Welcome to Chef Faves, an Eater Boston series where local chefs share their current favorite dishes, ingredients, and more. Here's Steve "Nookie" Postal of Commonwealth.
[Photo: Steve "Nookie" Postal/Katie Chudy]
What's your current favorite dish in Boston?
I love Sarma. Cassie [Piuma] does a great job. She's an awesome person and a great chef. I also like Giulia a lot, too. You know what else I love? It's such a hole in the wall, but it's so good. I almost don't want to tell you. L'Impasto. It's a terrible name and it's, like, a two-person operation, but they make all of their own bread and all of their own pasta, and it's just really good. It's tiny; there are about five tables, but it's good and worth going to. I mean, there's good Italian-American food, and then there's bad Italian-American food. I love a really awesome chicken parm. It's so good.
What's your current favorite ingredient to use?
Eggplant. Yeah, I've been digging on the eggplant lately. I've been getting fairy tale, whites, and I've got some pinks [eggplant varieties] coming in tomorrow. You know, things are just starting to pop right now. Corn is in season, and tomatoes are just starting to come into season. I got some sun gold [tomatoes] yesterday, so it's all just starting to happen, but I've been cooking a lot of eggplant recently. I've just been craving it.
Where's your favorite place to go for food inspiration?
I know this sounds sort of cheesy, but my inspiration comes from the farmers. I talk to them almost every day. I mean, the way this restaurant is set up, it's super easy. I'm not a chef that has to come up with crazy combinations like cocoa nibs and amaranth and stuff. I don't do that. I just get the freshest ingredient that I can get my hands on, and then I just don't fuck it up. Well, I try not to anyway. That's just what we do. So I talk to farmers, and they're telling me that the eggplants are the best right now, so it's sort of easy that way.
What is one of your favorite food memories?
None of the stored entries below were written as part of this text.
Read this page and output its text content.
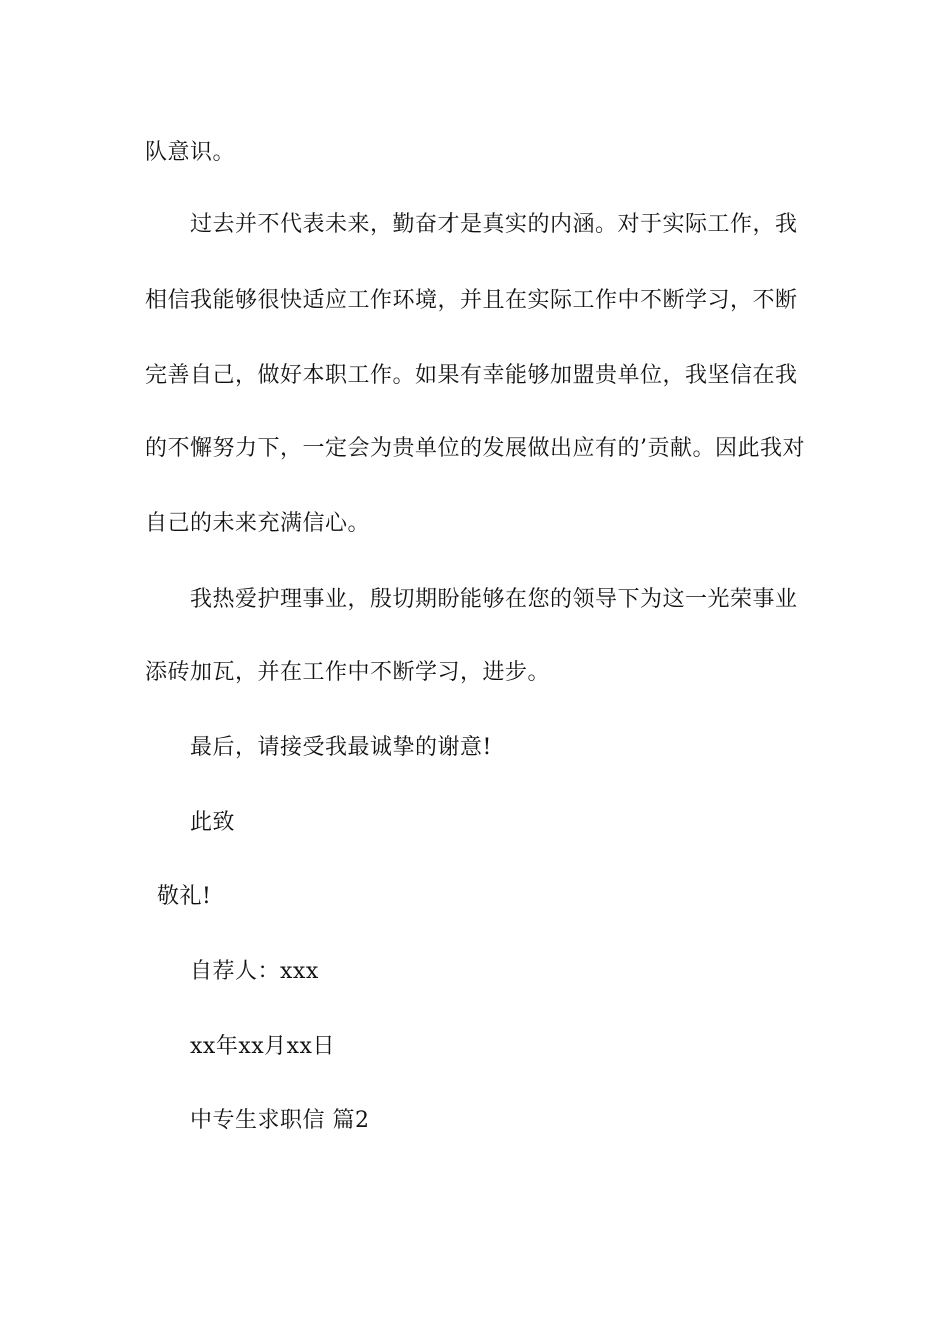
队意识。
过去并不代表未来，勤奋才是真实的内涵。对于实际工作，我
相信我能够很快适应工作环境，并且在实际工作中不断学习，不断
完善自己，做好本职工作。如果有幸能够加盟贵单位，我坚信在我
的不懈努力下，一定会为贵单位的发展做出应有的’贡献。因此我对
自己的未来充满信心。
我热爱护理事业，殷切期盼能够在您的领导下为这一光荣事业
添砖加瓦，并在工作中不断学习，进步。
最后，请接受我最诚挚的谢意!
此致
敬礼!
自荐人：xxx
xx年xx月xx日
中专生求职信 篇2
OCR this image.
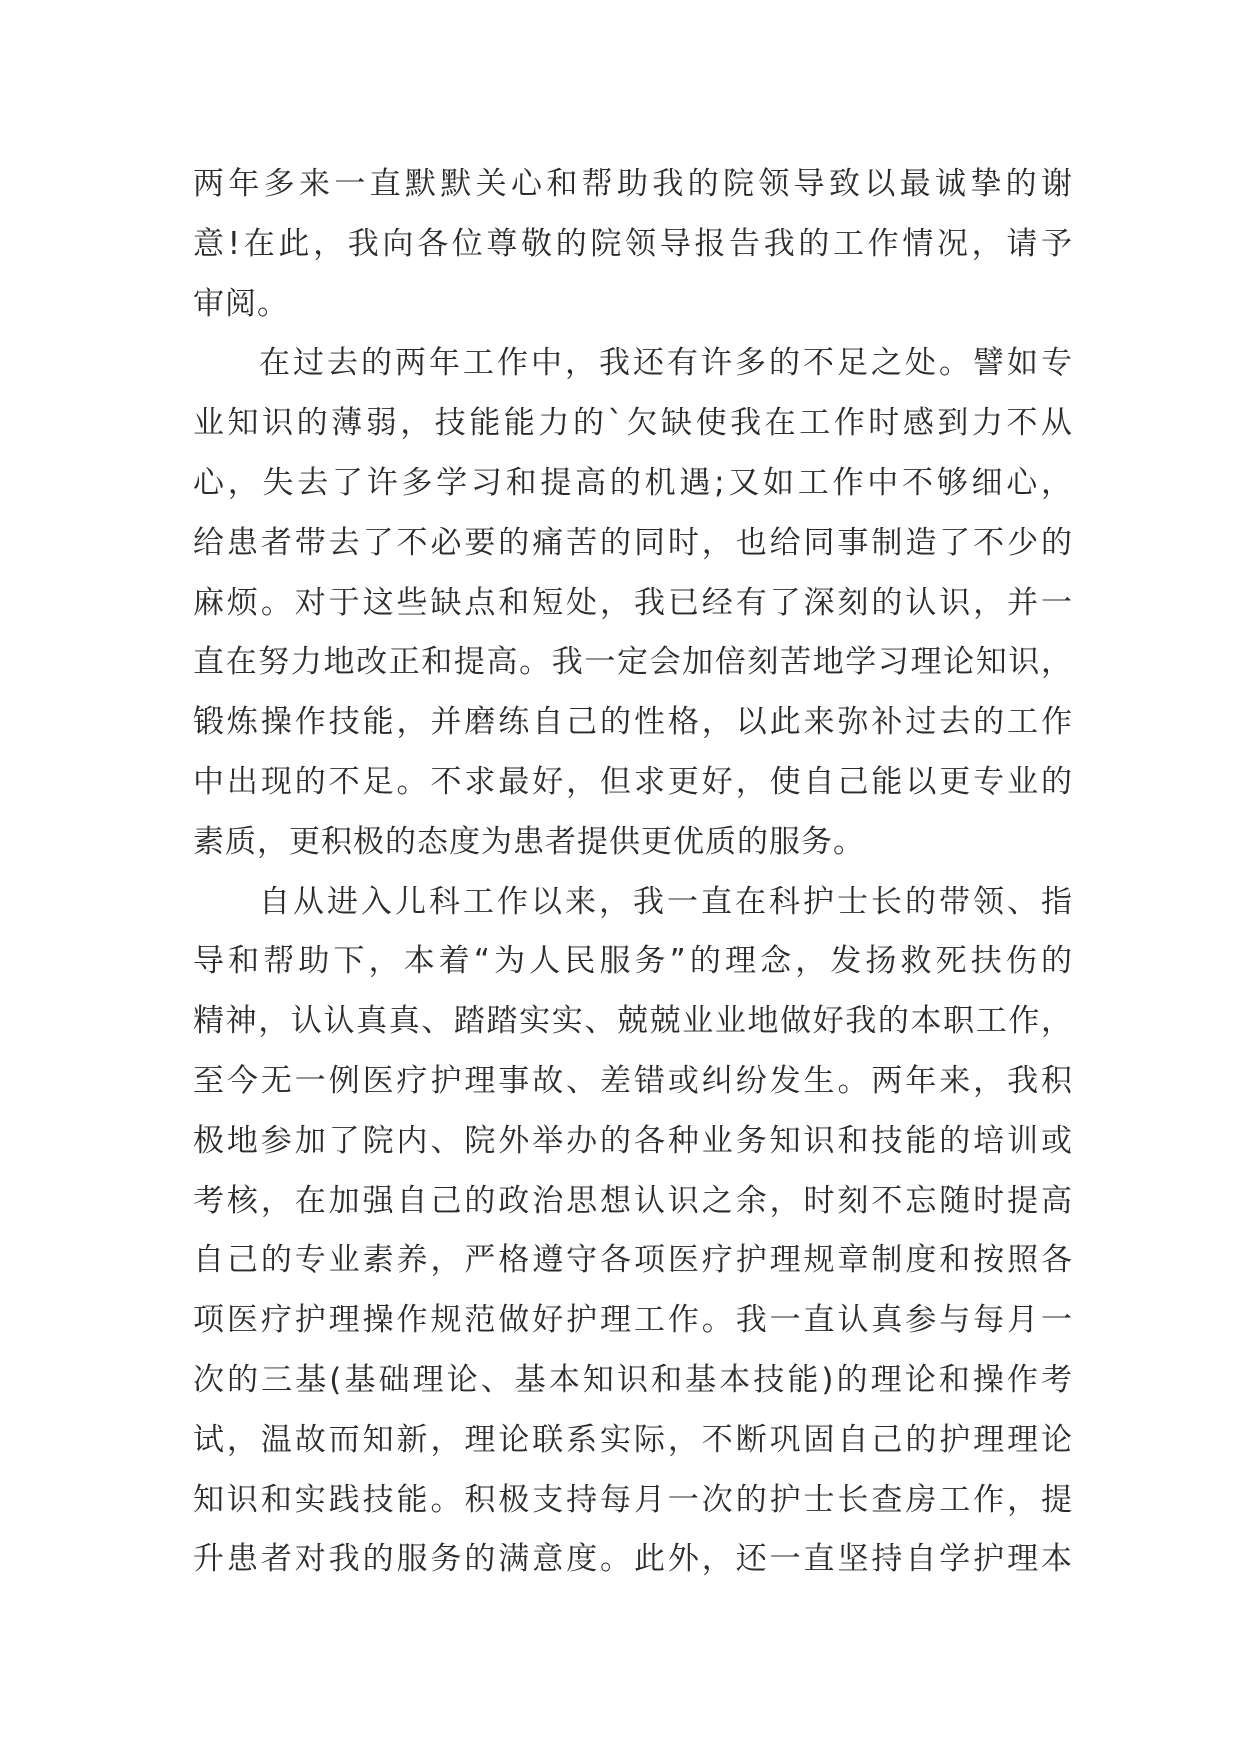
两年多来一直默默关心和帮助我的院领导致以最诚挚的谢
意!在此，我向各位尊敬的院领导报告我的工作情况，请予
审阅。
在过去的两年工作中，我还有许多的不足之处。譬如专
业知识的薄弱，技能能力的`欠缺使我在工作时感到力不从
心，失去了许多学习和提高的机遇;又如工作中不够细心，
给患者带去了不必要的痛苦的同时，也给同事制造了不少的
麻烦。对于这些缺点和短处，我已经有了深刻的认识，并一
直在努力地改正和提高。我一定会加倍刻苦地学习理论知识，
锻炼操作技能，并磨练自己的性格，以此来弥补过去的工作
中出现的不足。不求最好，但求更好，使自己能以更专业的
素质，更积极的态度为患者提供更优质的服务。
自从进入儿科工作以来，我一直在科护士长的带领、指
导和帮助下，本着“为人民服务”的理念，发扬救死扶伤的
精神，认认真真、踏踏实实、兢兢业业地做好我的本职工作，
至今无一例医疗护理事故、差错或纠纷发生。两年来，我积
极地参加了院内、院外举办的各种业务知识和技能的培训或
考核，在加强自己的政治思想认识之余，时刻不忘随时提高
自己的专业素养，严格遵守各项医疗护理规章制度和按照各
项医疗护理操作规范做好护理工作。我一直认真参与每月一
次的三基(基础理论、基本知识和基本技能)的理论和操作考
试，温故而知新，理论联系实际，不断巩固自己的护理理论
知识和实践技能。积极支持每月一次的护士长查房工作，提
升患者对我的服务的满意度。此外，还一直坚持自学护理本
That's a tough one. I didn't really come from a food family and background. A big night out for us was, like, TGI Fridays, and that was rarely. My mom is not the greatest cook in the world. I mean, she was a single mother, so she did the best job that she could, but I remember my first day in culinary school — we made these stupid swans out of pâte à choux, and it was, like, the best thing I ever saw in my entire life. I couldn't believe that you could do this for a living and get paid. That was when I knew that's what I wanted to do. It was just so awesome to be able to play with food.
I just don't have any of those stories about my first oyster off the coast of Brittany or anything like that, but I remember making that swan. I went to culinary school because I had just gotten my bachelor's in economics, and I hate dressing up. My mom had gotten me a suit for graduation for all of my interviews — I had a bunch of them lined up — and I was getting fitted for my suit and thinking about how much I hated dressing up. So I went home and thought about what I could do where I don't have to dress up. I was watching TV and Martin Yan — you know, "Yan Can Cook" ̶ came on, and I thought, "Maybe I'll go to cooking school." So I found a cooking school in Cambridge, moved here, made pastry swans, and never looked back.
What are your favorite dishes currently on the menu, and what are you most looking forward to doing in the near future?
I really like that pulled pork sandwich that we just put on the menu. I like the barbecue sauce that's on it — it's made from Dr. Brown's black cherry soda. So we take the soda and reduce it down, and then we add classic barbecue sauce ingredients, except for sugar, because the soda already has that. When we first tried it, it didn't seem black cherry enough, so we added fresh black cherries to it too. I also really like the Kentucky wonder beans on the eggplant sandwich that we just added to the menu. They are coming from Verrill Farms, and we put chili flakes, garlic, and some fresh tomatoes from The Food Project. We braise them slowly so that they are super tender.
What is your favorite thing to cook at home in your (limited) spare time?
I love cooking simple stuff, and I usually cook on Sunday nights for my kids. It's always spaghetti and meatballs. My kids love it, and it's always a crowd pleaser. It's just spaghetti and meatballs and garlic bread — maybe we'll try to sneak some broccoli in there — but that's it. Just simple.